175499 Evaluating Responses to Open-Ended Questionnaire Fields Using Latent Semantic Analysis

Sunday, October 26, 2008

Travis Daniel Leleu , DoD Center for Deployment Health Research, Naval Health Research Center, San Diego, CA
Background: Qualitative data provide epidemiologists with rich information beyond that captured by quantitative data alone. The complexity of open-ended responses on questionnaires, however, often results in data that are difficult to review, collate, and interpret. Automated techniques offer one method of examining and analyzing these types of responses.

Methods: The Millennium Cohort Study is the largest prospective health study in military history. It is designed to evaluate the long-term health effects of military service, including deployments. Using Latent Semantic Analysis (LSA), sophisticated algorithms were applied to the Millennium Cohort open-ended text fields in order to classify and group responses based on semantic meaning. LSA was applied to questionnaire data from the Millennium Cohort Study collected between 2001 and 2004.

Results: More than 30,000 meaningful responses were analyzed. Demographically, open ended responders tended to be active duty, report deployment experience, and rate their general health as low. Findings show a high frequency of responses clustered around a small group of concerns. Some clusters are typical health concerns, e.g. “aches”, “dizziness”, etc., while others address military-specific health concerns or topics, such as “nuclear”, “vaccination”, and “tanks”.

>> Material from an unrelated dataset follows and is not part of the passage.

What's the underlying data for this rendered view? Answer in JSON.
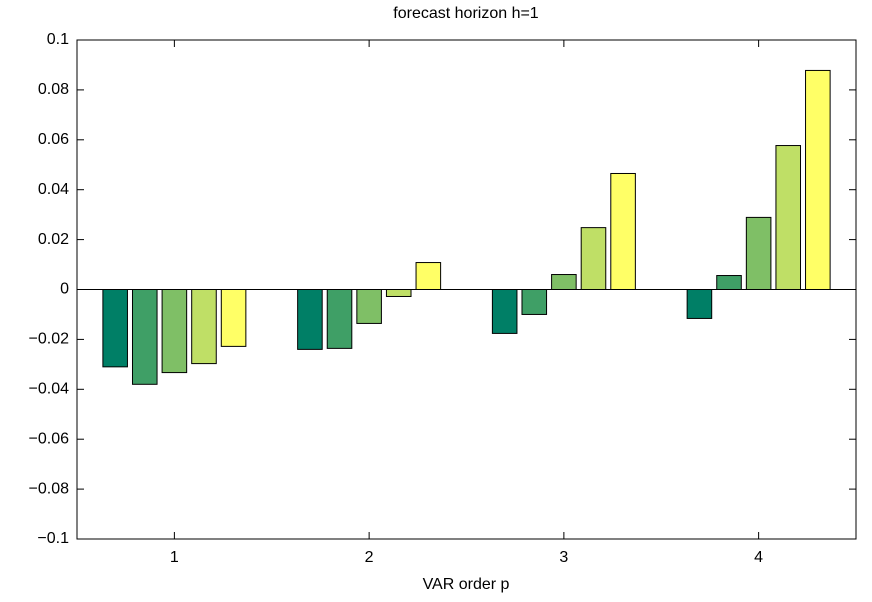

Conclusions: Open-ended text questions provide information that may not be covered in structured instruments. Evaluation of open-ended responses with LSA can help identify participant concerns not directly addressed with survey questions. This may be particularly useful for longitudinal studies in which new clusters identified by LSA could be helpful in refining future survey instruments.

Learning Objectives:
1. Discuss the value of using LSA in analyzing pen-ended survey responses. 2. Describe demographic characteristics of individuals providing open-ended responses. 3. List three clusters or terms of interest identified using LSA from the Millennium Cohort Study open-ended responses.

Keywords: Information Systems, Technology

Presenting author's disclosure statement:

Qualified on the content I am responsible for because: I am the lead on this research project.
Any relevant financial relationships? No

I agree to comply with the American Public Health Association Conflict of Interest and Commercial Support Guidelines, and to disclose to the participants any off-label or experimental uses of a commercial product or service discussed in my presentation.